Homeland Security Uses NOAA All-Hazards Network for Alerts and Warnings
The National Oceanic and Atmospheric Administration (NOAA) of the U.S. Department of Commerce and the U.S. Department of Homeland Security's Information Analysis and Infrastructure Protection Directorate signed an agreement that allows Homeland Security to send critical all-hazards alerts and warnings directly through the NOAA All-Hazards Network.
The Network supplements the existing alert and warning resources, and the capability serves as an additional delivery mechanism for sending life-saving information nationally, regionally or locally. In addition, Homeland Security's Federal Emergency Management Agency (FEMA) will continue to manage the Emergency Alert System (EAS).
"This agreement is an example of interagency cooperation which takes advantage of existing capabilities that can now be applied to protect the homeland from both man-made and natural disasters," said Lt. Gen. Frank Libutti USMC (Ret.), Under Secretary for Information Analysis and Infrastructure Protection, Department of Homeland Security. "We feel strongly that the ability to put redundant systems and capabilities in place increases the likelihood that emergency information is delivered to targeted populations with minimal delay."
"Critical information will now be available when people most need it," said Vice Admiral Conrad C. Lautenbacher USN (Ret.), Under Secretary of Commerce for Oceans and Atmosphere and NOAA Administrator. "What began as NOAA Weather Radio broadcasts now extends to a range of products and all-hazards purposes. It's gratifying to know that many more lives can now be better protected."
Under this agreement, Homeland Security now has the authority to develop an alert and warning message that can be delivered directly to NOAA and broadcast to affected areas. The system is capable of reaching more than 97 percent of the United States territory on a 24/7 basis through broadcasts in the 50 states, Puerto Rico, the Virgin Islands, Guam, and Saipan. Radios and televisions currently equipped with SAME (Specific Area Message Encoding) allow listeners to pre-select the categories of alerts they wish to receive in chosen listening areas. Broadcast receivers are located in emergency operations centers and many public sites and workplaces. Public schools in some states are similarly equipped.
In addition, the agreement provides that the same message, distributed through NOAA, will be distributed locally or nationally over FEMA's Emergency Alert System (EAS) at the local level which Americans regularly view as a crawl on the bottom of their television screens and is broadcast over local radio stations.

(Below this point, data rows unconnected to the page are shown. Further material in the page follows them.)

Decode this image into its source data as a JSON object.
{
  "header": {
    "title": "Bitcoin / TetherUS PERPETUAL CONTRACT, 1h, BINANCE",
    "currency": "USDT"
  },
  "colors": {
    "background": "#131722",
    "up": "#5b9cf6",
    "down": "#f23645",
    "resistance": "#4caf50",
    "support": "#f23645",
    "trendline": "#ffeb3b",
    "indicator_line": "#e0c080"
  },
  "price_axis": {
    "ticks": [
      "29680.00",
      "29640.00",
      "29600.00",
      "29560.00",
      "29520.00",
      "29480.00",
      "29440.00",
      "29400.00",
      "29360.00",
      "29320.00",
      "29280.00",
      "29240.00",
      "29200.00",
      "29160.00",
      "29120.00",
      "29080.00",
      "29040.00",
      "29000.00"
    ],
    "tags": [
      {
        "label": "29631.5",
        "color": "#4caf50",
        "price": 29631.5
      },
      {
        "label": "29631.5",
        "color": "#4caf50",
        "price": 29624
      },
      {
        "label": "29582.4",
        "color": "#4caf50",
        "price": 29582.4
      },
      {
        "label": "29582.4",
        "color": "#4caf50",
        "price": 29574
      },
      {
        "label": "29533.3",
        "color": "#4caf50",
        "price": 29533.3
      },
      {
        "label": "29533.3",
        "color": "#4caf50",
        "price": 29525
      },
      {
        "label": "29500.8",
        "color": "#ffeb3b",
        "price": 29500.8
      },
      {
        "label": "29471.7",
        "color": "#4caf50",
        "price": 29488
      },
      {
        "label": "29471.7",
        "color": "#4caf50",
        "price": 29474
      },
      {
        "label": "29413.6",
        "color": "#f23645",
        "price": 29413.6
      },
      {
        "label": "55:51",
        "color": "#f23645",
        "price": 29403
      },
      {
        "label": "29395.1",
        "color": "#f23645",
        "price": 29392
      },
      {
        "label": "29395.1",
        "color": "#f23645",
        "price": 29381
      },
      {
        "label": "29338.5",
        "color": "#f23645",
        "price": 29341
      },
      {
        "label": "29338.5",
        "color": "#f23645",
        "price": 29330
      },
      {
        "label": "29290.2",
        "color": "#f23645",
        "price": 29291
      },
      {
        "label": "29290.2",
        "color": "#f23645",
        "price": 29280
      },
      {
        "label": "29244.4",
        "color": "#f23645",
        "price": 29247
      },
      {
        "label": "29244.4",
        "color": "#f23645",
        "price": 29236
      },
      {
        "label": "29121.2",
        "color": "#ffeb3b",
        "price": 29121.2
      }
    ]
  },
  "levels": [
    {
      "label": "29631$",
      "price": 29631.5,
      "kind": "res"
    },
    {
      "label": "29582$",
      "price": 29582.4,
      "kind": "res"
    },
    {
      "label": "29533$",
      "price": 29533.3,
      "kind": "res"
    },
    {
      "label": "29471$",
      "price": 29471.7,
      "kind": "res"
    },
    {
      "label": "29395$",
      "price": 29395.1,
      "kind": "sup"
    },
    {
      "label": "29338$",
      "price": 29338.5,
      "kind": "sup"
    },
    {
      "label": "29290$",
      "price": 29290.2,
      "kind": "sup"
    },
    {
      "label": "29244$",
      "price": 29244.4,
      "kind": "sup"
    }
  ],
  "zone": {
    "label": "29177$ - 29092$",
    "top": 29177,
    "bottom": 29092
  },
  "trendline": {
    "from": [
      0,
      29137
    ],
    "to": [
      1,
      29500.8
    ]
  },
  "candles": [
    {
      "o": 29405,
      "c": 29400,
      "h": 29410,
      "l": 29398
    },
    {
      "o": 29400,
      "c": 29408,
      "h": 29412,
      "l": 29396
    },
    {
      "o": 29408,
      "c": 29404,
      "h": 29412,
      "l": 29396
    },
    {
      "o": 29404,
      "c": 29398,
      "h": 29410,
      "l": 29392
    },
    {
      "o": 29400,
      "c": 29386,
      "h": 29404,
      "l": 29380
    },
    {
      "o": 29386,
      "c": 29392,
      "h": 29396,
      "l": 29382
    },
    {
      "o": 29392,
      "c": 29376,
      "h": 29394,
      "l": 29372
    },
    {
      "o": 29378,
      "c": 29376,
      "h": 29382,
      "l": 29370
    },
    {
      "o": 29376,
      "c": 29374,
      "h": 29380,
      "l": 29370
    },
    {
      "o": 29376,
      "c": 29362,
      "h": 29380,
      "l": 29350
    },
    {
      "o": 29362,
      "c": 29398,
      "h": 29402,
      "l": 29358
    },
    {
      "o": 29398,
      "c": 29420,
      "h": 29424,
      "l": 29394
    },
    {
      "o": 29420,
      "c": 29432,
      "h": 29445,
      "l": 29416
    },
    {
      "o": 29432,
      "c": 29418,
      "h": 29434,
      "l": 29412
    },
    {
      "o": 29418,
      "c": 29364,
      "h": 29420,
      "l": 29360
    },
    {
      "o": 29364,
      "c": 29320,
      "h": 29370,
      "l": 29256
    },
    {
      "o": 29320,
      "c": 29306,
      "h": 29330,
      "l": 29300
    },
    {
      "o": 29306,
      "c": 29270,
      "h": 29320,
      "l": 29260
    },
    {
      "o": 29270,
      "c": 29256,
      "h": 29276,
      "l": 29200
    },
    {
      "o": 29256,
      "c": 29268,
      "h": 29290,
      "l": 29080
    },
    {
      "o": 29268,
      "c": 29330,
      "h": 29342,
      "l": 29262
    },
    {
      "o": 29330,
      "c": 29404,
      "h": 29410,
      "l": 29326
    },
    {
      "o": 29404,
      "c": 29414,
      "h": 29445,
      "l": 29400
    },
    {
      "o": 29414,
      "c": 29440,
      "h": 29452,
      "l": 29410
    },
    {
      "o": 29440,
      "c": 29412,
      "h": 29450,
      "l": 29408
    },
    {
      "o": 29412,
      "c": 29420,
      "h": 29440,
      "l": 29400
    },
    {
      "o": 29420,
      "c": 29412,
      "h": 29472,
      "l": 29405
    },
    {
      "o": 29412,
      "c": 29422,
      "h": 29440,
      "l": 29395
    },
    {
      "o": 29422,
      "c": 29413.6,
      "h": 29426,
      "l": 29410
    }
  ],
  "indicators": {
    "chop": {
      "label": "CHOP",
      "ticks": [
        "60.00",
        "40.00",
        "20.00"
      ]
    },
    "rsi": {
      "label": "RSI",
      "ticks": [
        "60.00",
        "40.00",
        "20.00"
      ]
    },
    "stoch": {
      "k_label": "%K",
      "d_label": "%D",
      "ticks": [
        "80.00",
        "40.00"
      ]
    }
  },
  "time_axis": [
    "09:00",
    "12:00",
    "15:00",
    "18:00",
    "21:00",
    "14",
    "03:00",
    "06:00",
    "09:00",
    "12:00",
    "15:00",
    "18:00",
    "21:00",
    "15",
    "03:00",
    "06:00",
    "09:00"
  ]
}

"This agreement furthers a long-standing relationship with NOAA and enhances the federal government's ability to provide American communities the information needed in times of emergency," said Michael D. Brown, Under Secretary for Emergency Preparedness and Response, Department of Homeland Security. "While Homeland Security's Emergency Alert System will continue to be the backbone of our alert and warning notifications, we're pleased to develop additional means of communicating with citizens."
Beyond the new capability to broadcast Homeland Security Alerts and warnings coupled with protective measure information, the NOAA system will continue to broadcast weather forecasts and warnings, including news about severe storms, hurricanes, tornadoes, earthquakes and volcanic activity; chemical spills and bio-hazardous releases; and, in some states, Amber Alerts. Special populations such as the disabled or the elderly can connect NOAA All-Hazards radios via plug-ins to attention getting devices, such as strobe lights, pagers, bed shakers, personal computers, and text printers.
NOAA is dedicated to enhancing economic security and national safety through the prediction and research of weather and climate-related events and providing environmental stewardship of our nation's coastal and marine resources.